The role of designer fireplace in contemporary home design, from a heat source to the center of the living space
Fire is an element that boasts a very ancient presence in our modern homes. Linked to the concept of habitation since ancient times, the presence of the fireplace has always marked the center of a dwelling and the life in general of the community that lived there.
Deprived of any practical functionality, designer fireplaces bring an ancestral aesthetic touch to our homes, capable of heating and creating a welcoming and familiar atmosphere: and it is immediately home.
The image that we now have of the fireplace goes back to the sixteenth century when the need to put them in every room pushed architects to reduce their size and improve their appearance. It was for this reason that the fireplace began to be adorned with decorations, columns, and architraves, friezes and frames, becoming a true ornamental element capable of showing the economic possibilities and the taste of the owners of the house.
With advancements in technology and the introduction of new and more efficient heating systems, the contemporary fireplace has lost its fundamental function necessary for survival. However, this has at the same time enhanced the aesthetic and social function of the modern fireplace design. Even millennia away from the first bonfire lit by man, nothing can match the sense of intimacy and warmth that a crackling fire gives to the home and interior designers, free from the previously imposed technical limits, have been able to interpret this new need in the most diverse of ways.

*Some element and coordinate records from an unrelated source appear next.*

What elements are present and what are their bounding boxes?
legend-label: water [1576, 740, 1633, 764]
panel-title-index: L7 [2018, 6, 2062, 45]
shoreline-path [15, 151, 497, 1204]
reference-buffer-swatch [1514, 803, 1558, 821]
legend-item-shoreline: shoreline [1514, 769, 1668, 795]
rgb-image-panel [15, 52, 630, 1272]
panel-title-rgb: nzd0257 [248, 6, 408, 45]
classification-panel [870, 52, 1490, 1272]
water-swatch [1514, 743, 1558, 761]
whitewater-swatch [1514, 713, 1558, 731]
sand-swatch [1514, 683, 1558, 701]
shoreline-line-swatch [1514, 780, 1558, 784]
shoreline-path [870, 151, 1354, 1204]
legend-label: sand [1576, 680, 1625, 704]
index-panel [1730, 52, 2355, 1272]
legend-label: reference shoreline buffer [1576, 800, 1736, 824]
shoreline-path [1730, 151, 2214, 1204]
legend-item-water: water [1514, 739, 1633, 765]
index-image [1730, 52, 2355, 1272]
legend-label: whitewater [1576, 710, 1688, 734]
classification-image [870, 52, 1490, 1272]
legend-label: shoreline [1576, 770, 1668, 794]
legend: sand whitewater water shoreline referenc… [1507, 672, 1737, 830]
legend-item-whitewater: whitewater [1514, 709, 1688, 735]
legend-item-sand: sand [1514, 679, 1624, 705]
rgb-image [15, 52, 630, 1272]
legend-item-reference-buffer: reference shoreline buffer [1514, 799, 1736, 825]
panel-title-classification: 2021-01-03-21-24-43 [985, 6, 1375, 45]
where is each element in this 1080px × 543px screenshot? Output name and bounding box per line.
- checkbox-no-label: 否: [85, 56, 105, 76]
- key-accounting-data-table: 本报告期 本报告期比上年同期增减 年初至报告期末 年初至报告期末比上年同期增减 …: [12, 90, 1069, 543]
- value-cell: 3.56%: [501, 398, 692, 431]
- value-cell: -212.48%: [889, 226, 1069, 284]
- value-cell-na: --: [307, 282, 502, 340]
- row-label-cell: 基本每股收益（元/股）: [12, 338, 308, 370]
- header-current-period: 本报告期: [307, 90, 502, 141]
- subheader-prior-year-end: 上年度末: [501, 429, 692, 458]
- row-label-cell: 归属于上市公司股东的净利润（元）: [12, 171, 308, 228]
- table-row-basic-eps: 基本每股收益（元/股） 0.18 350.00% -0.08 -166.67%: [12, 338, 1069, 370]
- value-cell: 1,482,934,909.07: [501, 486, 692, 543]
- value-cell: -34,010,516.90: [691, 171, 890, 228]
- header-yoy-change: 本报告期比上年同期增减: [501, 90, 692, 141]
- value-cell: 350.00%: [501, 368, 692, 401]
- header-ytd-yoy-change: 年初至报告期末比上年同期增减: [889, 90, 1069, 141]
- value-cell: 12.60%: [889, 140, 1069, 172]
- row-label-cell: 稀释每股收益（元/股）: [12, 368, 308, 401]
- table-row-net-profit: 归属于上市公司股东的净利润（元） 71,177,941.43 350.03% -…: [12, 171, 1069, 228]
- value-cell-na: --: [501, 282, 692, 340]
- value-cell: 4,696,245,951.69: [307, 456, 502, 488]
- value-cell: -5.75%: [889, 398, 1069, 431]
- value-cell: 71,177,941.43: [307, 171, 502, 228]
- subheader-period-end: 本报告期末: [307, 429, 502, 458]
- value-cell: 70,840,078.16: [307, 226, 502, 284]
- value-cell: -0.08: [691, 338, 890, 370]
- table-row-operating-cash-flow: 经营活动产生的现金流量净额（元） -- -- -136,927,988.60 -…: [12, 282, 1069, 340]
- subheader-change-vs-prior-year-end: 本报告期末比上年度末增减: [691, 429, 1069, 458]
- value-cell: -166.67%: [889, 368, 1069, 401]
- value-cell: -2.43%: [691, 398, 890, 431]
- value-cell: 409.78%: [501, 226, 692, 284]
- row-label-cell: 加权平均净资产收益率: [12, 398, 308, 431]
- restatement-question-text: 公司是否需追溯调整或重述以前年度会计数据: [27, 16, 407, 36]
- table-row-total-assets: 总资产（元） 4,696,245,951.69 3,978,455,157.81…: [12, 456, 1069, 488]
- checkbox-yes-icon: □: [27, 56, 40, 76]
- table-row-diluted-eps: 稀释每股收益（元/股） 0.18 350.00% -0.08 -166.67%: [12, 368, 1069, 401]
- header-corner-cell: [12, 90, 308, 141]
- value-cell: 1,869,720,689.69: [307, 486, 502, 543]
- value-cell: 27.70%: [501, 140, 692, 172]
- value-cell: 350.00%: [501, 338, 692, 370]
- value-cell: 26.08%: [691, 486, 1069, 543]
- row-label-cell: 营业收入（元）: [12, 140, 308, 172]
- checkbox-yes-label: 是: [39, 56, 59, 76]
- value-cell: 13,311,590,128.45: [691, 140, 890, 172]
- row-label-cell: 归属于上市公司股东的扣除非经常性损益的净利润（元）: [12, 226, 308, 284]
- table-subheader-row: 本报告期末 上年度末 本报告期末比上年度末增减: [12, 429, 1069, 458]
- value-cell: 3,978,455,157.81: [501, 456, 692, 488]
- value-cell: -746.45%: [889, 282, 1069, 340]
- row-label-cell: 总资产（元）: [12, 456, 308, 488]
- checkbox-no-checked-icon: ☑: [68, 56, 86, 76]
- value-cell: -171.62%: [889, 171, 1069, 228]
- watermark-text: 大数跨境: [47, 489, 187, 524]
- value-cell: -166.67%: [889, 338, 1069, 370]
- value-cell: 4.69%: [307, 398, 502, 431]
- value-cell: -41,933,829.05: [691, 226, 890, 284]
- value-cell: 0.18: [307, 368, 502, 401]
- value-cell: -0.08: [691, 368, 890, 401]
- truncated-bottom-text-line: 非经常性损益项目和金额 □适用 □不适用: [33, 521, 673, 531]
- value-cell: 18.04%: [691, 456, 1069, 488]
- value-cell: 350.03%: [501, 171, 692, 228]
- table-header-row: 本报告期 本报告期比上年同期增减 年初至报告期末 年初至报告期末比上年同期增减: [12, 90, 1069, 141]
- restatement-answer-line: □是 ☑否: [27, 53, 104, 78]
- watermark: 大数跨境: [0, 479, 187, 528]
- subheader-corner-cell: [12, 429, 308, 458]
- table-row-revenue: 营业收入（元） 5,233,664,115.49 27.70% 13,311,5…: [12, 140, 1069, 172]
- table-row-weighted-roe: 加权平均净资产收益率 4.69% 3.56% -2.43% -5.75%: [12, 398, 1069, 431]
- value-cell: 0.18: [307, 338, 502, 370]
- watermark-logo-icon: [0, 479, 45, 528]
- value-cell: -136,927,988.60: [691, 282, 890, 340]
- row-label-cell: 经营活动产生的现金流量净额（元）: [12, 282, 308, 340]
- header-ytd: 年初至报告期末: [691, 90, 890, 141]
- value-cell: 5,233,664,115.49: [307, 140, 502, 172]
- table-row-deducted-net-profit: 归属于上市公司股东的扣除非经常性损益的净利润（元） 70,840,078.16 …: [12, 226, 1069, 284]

Whoever decides to place a designer fireplace in his living area wants, first of all, to endow the environment with a focal center, around which to welcome guests and spend relaxing moments. For this reason, the location of the heating body is the most important aspect of interior design. The interior designer must first carefully study the room in which the modern fireplace design will be placed, not only from the point of view of size and shape but also regarding its use. The role of a catalyst for domestic life, which a fireplace covers, means that it must be placed within a real fabric of social relations, and therefore designed to meet the needs of users. Therefore, it is fundamental to pay attention to the lines that the tenants draw between the areas of the house, making sure that they do not cross the space between the hearth and seating arrangement. This would, in fact, lead to the breaking of the sense of intimacy created by the fireplace, as well as problems of air movement that would risk generating smoke puffs. As regards to the shape and size of the room, larger rooms allow greater freedom as the fireplace can act as a divider between distinct environments. It is also necessary to take into account the countless technical and structural limits due to the presence of load-bearing walls, the thickness of the walls themselves, or the placement of previously built flues.
As for the types of chimneys, the most common structures remain those on the wall or at an angle, as they are more versatile and simple to install. In recent years, however, new and more particular types of modern fireplace designs have begun to spread, capable of reinterpreting the classic concept of the hearth. Among these, we find the central or island chimneys, which reflect the structure of the first hearths built in the center of houses. Thanks to the latest ultralight materials, it is possible to create shapes that were unthinkable until recently, thus integrating the fireplace into the very structure of the environment. Another widespread typology is the bifrontal, or pass-through fireplace, which means that it faces several sides of the same wall. A solution of this type makes it possible to create a connection between two environments, or alternatively act as a separator between several parts of the same room.
Among the most interesting examples of designer fireplaces is the use of marble, both white and black, to create large surfaces that are integrated into the line of the walls, where the heart is enclosed in frames of simple rectangular shapes and without decorations. With similar purposes in mind, it is also common to use raw cement, a recent industrial style, to create structures with smooth surfaces without frills, or even tiled wood to create a warmer climate, or to combine with a dark plaster. Of more classic but equally elegant taste are the framed fireplaces, which can be in stone (often marble), in tile, or, for a more modern style, in metal. There are also examples that refer to the column and frieze style typical of noble palaces, often reinterpreted with the use of modern materials or mosaic coverings. There are also fireplaces of rustic taste, with the use of roughly cut stones or bricks.
The island and bifrontal structures are those that most lend themselves to modern and unconventional designs, thanks to the use of glass only, for example, in order to create the impression of a free fire inside the room. In Antonio Lupi's chimneys, the concept of the domestic hearth is thus overturned, taking the flame out of the body of the fireplace and removing all the superfluities to focus the attention on the role of fire. Another very interesting example is that of Focus, which proposes a series of fireplaces in which the chimney becomes a central component of the design, where the central body of the hearth is configured as an extension of it through sinuous and natural shapes. The sophisticated modern design of these fireplaces makes them a perfect example of aesthetics that mixes futuristic inspiration and ancient suggestions.
Even the classic wood-burning stove is increasingly used as a design element, both due to its small size and greater freedom in placement, given that it does not require the same structural attention as the fireplace. In this sense, we move from reinterpretations of the traditional cast-iron stove to objects of the most unconventional forms. Also in this case, the flue becomes a complement to the design itself, as it is not possible to hide it in the masonry. The body of the stove is often quadrangular or cylindrical in shape, but there are also examples of breakout designer stoves, such as Jøtul's F105 series, which combines the classic style of Nordic stoves with soft, smooth lines.